Харьков как столица русской литературы

Москва, самопонятное дело, не может быть столицей русской литературы, потому что Москва — столица московской литературы.

Петербург — мог бы быть (и должен когда-нибудь стать), но «очень это будет не в скорости», говоря по-караимски: в литературном смысле Петербург просто-напросто еще не возник, там всё еще «литературный Ленинград» и даже еще второсортнее — какое-то сплошное «Дерзание» при Дворце пионэров имени Жданова и какое-то всеобщее ЛИТО при Дворце культуры имени Кирова. Впрочем, это особая тема. (СКОБКИ № 1: Надеюсь, ясно — тем, кому вообще что-либо может быть ясно — что сказанное не означает, будто в Петербурге-городке не живут по соседству с «литературным Ленинградом» по-настоящему большие поэты; речь идет о системных явлениях, а не о личностях. Поэты — живут.)
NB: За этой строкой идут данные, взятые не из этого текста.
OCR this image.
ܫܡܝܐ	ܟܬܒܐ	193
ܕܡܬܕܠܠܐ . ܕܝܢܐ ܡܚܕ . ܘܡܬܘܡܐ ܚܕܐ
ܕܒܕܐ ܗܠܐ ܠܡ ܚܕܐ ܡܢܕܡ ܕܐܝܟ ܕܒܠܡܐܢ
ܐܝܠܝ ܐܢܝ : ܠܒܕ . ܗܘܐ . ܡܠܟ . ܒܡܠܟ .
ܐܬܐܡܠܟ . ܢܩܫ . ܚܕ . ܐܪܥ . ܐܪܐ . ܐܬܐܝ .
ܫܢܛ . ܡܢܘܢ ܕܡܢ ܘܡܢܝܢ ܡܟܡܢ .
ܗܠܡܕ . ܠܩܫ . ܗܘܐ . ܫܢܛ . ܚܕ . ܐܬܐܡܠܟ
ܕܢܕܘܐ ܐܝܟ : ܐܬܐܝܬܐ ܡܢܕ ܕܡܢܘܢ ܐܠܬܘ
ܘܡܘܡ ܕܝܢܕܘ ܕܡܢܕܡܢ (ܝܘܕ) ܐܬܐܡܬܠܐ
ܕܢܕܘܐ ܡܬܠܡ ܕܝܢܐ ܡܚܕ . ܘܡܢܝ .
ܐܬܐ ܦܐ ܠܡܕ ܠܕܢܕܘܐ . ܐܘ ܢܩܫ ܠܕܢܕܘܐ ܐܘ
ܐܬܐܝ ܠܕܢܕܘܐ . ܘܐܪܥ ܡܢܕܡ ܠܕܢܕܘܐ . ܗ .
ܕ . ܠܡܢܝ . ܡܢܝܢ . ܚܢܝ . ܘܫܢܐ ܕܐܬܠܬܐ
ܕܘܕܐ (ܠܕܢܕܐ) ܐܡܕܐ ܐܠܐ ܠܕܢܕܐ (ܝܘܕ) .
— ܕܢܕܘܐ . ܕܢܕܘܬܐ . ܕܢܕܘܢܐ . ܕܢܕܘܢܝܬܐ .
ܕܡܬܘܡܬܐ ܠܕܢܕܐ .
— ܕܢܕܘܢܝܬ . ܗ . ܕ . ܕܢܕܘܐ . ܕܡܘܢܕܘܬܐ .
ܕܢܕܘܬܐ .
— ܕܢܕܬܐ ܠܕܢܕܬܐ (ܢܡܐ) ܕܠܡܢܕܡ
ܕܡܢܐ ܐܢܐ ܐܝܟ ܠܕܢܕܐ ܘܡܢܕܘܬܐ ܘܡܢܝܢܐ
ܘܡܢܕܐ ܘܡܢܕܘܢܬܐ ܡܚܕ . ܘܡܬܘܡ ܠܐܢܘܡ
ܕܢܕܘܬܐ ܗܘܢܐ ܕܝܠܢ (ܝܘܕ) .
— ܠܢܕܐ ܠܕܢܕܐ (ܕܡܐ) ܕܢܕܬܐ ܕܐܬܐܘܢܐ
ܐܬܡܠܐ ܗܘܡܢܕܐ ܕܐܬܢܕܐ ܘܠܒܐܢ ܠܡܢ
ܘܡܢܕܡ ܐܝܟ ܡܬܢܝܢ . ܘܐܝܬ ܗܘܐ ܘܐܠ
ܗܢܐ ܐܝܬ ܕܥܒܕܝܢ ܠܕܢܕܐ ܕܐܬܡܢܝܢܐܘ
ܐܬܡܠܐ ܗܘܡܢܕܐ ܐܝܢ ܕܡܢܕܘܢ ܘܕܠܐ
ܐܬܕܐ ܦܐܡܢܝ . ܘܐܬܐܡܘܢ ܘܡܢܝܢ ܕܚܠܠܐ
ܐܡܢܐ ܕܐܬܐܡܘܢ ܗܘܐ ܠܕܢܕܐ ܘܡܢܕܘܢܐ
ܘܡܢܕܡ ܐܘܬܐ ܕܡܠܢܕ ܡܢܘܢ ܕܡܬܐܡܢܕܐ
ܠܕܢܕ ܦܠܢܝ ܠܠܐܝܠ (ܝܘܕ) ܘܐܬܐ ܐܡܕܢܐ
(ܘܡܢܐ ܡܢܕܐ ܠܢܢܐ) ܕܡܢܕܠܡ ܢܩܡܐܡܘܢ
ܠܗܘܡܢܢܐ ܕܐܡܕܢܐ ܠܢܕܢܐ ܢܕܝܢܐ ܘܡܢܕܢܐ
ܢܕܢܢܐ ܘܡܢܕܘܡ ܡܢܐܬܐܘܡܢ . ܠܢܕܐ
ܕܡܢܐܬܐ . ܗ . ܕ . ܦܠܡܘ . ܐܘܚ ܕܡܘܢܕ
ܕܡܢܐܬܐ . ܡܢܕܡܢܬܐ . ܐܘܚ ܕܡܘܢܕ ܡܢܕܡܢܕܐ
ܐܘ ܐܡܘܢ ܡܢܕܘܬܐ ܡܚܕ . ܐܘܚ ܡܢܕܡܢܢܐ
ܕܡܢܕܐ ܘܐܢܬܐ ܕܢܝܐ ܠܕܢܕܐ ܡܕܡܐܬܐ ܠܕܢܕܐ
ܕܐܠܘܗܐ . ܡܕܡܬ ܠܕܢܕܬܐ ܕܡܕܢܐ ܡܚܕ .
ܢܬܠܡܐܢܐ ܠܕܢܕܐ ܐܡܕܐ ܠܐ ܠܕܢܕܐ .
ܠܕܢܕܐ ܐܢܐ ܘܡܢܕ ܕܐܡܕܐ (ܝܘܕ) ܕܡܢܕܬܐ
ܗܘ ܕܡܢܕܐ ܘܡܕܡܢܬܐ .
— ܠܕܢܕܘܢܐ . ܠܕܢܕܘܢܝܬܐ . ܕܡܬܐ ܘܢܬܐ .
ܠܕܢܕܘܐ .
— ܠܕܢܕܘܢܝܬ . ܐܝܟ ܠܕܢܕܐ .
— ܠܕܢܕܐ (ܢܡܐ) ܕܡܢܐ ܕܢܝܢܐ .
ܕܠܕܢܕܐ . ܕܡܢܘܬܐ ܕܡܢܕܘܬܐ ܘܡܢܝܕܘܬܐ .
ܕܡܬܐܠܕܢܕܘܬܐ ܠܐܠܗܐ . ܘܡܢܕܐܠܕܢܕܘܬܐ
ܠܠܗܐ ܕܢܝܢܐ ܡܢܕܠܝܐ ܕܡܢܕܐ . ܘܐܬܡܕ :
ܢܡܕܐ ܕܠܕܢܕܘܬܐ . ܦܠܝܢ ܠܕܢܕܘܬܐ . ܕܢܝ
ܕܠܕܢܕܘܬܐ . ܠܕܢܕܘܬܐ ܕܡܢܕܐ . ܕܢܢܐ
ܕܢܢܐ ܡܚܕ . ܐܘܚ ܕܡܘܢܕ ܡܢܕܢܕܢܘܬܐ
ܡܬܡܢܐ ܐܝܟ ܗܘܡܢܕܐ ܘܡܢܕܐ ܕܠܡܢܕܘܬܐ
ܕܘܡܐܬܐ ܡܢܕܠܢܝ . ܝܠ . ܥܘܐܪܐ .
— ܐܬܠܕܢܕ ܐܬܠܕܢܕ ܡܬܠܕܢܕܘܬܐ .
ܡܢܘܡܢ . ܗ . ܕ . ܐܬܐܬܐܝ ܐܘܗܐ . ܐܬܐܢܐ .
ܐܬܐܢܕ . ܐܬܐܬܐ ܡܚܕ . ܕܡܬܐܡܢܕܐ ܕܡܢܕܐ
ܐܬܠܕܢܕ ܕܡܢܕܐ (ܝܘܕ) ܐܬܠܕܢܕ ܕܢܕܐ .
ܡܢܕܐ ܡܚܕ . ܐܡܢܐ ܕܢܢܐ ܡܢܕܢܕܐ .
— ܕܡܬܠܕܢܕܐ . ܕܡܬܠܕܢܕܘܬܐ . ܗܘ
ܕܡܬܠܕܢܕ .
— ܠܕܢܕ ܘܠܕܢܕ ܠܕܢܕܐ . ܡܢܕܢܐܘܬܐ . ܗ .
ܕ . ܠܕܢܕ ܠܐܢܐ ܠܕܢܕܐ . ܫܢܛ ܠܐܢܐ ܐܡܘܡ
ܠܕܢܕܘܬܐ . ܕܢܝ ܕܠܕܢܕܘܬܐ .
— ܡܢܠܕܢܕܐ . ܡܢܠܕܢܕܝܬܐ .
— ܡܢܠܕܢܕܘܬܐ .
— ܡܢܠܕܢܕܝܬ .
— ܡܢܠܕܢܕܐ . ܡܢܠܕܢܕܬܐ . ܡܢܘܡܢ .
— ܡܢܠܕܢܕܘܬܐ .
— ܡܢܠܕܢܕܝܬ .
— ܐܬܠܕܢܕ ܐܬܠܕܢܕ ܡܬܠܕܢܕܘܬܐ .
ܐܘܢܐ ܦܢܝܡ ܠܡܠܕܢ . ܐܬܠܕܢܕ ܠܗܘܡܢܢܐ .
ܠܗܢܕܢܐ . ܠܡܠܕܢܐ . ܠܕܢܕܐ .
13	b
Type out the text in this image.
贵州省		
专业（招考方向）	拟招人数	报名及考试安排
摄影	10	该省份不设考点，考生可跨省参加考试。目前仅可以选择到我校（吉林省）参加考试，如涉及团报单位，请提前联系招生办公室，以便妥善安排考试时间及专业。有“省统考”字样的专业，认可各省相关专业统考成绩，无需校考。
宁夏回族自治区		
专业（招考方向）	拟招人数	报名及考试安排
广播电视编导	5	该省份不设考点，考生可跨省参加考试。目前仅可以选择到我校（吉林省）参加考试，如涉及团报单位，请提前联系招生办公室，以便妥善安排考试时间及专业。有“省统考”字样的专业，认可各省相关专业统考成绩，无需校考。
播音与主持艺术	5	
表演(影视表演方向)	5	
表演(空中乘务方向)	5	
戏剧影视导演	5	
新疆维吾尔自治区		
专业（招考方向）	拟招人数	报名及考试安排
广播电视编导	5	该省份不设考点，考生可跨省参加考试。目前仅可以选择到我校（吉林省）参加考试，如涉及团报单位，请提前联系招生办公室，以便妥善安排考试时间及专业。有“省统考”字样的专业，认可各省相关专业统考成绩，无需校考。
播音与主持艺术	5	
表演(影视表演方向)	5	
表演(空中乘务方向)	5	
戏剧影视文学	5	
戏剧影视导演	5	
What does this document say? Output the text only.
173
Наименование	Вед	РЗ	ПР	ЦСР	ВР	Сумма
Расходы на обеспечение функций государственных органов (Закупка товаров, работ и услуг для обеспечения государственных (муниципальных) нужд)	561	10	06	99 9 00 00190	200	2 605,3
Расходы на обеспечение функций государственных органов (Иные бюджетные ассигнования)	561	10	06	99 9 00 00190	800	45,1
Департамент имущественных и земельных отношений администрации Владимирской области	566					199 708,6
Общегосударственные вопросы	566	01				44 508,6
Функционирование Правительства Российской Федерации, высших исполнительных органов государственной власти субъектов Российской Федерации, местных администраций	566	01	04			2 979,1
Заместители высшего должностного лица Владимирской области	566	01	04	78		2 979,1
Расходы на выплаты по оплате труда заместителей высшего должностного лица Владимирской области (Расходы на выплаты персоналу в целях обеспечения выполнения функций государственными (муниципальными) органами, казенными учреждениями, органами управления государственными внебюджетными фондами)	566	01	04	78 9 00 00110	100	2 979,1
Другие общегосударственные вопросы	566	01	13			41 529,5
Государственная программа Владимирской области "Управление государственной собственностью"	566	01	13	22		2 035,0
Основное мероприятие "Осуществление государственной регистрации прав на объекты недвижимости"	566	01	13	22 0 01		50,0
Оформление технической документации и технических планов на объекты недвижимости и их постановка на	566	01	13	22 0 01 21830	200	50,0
Пожалуй, если русской литературе нужна столица, то на данный момент я бы выбрал Харьков.

У Харькова, конечно, две большие вины перед литературой — мужской портной гебистского происхождения Савенко-Лимонов и православно-американская ханжа «это другой Юрий Милославский». Но это всё дела прошлые. Ныне, я бы сказал, Харьков — это в первую голову город великого Ильи Риссенберга (о котором я уже подробно высказывался), но это и город с необыкновенно высоким по нынешним временам «средним уровнем» поэтической и вообще литературной культуры. (СКОБКИ № 2: Я знаю, чтó мне скажут на это его обитатели. Поверьте: как бы печально и душно всё это ни гляделось и ни ощущалось изнутри, когда-нибудь вы и сами поймете, что я прав. В конце концов, и «ленинградская неофициальная культура 70-80 гг.» ощущалась изнутри духотой, темнотой и сыростью — безнадежностью, а теперь понятно — тем, кому что-то вообще может быть понятно — что она была одним из важнейших явлений в истории русской поэзии.)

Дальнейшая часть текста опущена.